No lo dijo por decir. Él no lo notaba, pero había cambios sutiles. La liturgia se estaba sofisticando, dentro de la ruina. La diferencia de altura había aumentado. La voluntad pedagógica estaba dejando paso poco a poco a una verdadera intención de culto, con reglas, dogmas y premisas, una consecuencia humana inevitable a su juicio. Era cierto: los discursos, con frecuencia, se repetían. Se estaban repitiendo estructuras, cuando antes había existido una clara improvisación, fruto del entusiasmo que provoca creerse a las puertas de un suceso humano irrepetible. Pero ahí estaba, precisamente, uno de los factores más interesantes de toda la cuestión. Si se estaban cimentando pensamientos complejos, ideas ya bien sedimentadas, el alcance del fenómeno crecía exponencialmente. Y eso, al mismo tiempo, era el mayor problema. Toda esa gente, pensaba la mujer, estaba atravesando un proceso de trastorno de personalidad que se agravaba con la férrea creencia de que estaban a las puertas de la más absoluta iluminación. La liberación final, continuó el predicador de harapos, para goce de su mutable auditorio. Y la voz se le quebró varias veces al decirlo, pero no por la inseguridad, ni por sentirse sobrecogido por la emoción de sus palabras. El tono, el acento, cualquier mínimo detalle de esa voz hizo un esfuerzo por cambiar, por ser otra. Y en verdad es otro, pensó la mujer. U otra. Para los que absolutamente entregados escuchaban el discurso no había un único orador sobre aquella mesa, sino una miríada, y fluía, se dejaba llevar en la corriente, fijándose en ese momento presente y ese cuerpo durante unos pocos minutos. Un cuerpo, continuó diciendo el predicador, que pronto nos será prescindible, al que no nos queda más remedio que dar un uso de vasija, de vehículo del todos en todos. Pero habrían de llegar tiempos, añadió, en los que no será necesario, y se convertirá en un recurso caduco, una hoja seca y una flor marchitada.

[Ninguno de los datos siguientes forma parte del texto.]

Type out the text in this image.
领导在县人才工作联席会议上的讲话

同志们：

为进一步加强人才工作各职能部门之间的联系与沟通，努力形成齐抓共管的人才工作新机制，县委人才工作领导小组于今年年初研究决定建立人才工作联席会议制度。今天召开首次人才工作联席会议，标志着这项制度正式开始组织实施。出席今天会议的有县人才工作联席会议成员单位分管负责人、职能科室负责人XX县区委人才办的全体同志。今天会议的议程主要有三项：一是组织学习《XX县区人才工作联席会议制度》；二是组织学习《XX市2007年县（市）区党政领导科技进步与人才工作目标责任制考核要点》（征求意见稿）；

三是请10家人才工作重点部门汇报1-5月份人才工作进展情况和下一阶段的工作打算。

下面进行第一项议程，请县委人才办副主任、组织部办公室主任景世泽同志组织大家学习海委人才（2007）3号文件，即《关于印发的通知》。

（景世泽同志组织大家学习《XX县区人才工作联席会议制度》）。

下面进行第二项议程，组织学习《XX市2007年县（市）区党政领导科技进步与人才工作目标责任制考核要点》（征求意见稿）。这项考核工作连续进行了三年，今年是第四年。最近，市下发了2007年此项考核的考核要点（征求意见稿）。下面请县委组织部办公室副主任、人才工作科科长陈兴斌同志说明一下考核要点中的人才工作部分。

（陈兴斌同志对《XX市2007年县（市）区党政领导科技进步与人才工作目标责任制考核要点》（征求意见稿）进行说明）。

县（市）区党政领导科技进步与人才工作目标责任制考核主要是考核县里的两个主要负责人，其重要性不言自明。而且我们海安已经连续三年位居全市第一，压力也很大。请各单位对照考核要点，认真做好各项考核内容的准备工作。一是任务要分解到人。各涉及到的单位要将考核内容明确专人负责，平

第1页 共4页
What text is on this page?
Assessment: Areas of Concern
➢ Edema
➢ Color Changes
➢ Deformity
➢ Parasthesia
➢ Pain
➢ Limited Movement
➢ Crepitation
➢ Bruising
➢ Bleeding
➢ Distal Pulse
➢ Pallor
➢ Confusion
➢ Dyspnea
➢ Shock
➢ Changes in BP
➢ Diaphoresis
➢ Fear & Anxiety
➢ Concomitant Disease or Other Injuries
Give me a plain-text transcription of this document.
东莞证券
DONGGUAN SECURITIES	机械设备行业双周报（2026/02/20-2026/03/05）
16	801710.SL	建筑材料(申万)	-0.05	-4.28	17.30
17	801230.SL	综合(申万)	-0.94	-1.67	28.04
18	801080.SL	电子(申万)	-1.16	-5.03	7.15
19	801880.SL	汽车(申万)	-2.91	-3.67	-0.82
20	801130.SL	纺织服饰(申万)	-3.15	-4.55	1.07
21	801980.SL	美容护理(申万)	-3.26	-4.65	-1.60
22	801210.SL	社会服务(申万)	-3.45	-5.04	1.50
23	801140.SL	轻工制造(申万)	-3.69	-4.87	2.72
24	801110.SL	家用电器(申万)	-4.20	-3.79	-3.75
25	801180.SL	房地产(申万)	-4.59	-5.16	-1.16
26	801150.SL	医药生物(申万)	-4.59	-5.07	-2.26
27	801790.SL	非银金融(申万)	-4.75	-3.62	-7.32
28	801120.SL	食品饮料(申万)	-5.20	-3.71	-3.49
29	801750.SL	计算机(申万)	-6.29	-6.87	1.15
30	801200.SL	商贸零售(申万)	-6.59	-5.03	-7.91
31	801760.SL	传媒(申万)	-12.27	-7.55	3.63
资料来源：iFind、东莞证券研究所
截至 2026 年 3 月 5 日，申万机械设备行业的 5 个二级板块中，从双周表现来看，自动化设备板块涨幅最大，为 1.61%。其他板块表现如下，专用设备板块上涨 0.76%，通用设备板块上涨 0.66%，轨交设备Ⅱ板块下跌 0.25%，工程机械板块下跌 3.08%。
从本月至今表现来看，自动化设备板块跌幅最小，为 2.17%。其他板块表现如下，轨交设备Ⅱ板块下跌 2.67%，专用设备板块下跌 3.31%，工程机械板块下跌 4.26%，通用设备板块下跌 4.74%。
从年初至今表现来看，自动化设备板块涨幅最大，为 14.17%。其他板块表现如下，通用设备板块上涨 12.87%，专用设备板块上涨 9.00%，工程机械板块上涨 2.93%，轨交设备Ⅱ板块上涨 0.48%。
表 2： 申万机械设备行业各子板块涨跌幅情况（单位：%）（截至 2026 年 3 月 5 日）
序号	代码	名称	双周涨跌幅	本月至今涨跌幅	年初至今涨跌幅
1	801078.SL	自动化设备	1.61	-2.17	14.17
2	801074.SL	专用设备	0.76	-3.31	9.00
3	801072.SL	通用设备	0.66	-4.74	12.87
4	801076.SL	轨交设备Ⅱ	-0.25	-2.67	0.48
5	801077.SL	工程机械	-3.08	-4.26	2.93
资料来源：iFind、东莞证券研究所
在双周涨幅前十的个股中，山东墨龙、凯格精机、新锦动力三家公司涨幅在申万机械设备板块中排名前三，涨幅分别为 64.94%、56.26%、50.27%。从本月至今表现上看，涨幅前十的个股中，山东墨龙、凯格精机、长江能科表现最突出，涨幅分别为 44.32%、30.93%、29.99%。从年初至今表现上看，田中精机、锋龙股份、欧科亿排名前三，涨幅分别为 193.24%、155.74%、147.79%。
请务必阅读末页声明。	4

Cuatro, contó la mujer, anotando. Cuatro eran los que habían disertado hasta el momento, pero se corrigió y tachó al momento. Cuatro intentos, cuatro personalidades, identidades incompletas, indicios de la vida de otro, mezclados y disueltos en un imposible caos mental.

A menudo se preguntaba si todo aquello acabaría sirviendo para algo. Si no estaría regando con poca agua en el desierto. A menudo suspiraba, agotada.

Se dio cuenta, en un rápido vistazo alrededor, de que su compañero no estaba. Se inquietó durante un momento, pero tras ella había una puerta entreabierta que antes había estado cerrada, y los que la conocían sabían que prefería no ser interrumpida cuando cavilaba sobre según qué asuntos. Dejó a los fieles reunidos con la intención de unirse pronto a ellos y se dirigió a la puerta. Un sol helado de invierno caía con dudas y escasa intención de calentar huesos y espíritus. Encontró a su compañero hablando con otra mujer; unas últimas palabras, un toque cómplice en el hombro, y él se acercó con  una expresión torcida en el rostro, mucho más que cuanto tenía que escuchar a los sacerdotes del nirvana post-moderno.

Ella esperó pacientemente, hasta que le apremió con un sutil movimiento de cejas y la cabeza apenas ladeada, pero a él parecía que le estaba costando encontrar las palabras adecuadas. Finalmente se palpó el mentón, miró vagamente a lo lejos, a una distancia indeterminada, y dijo lo que sabía.

- Han visto a… alguien recorriendo los bloques de confinamiento.

- ¿Nuestros?

- No.

- ¿Tecnófobos?

- Tampoco, más bien, según me dicen, parecían… parecían funcionarios, Lidia.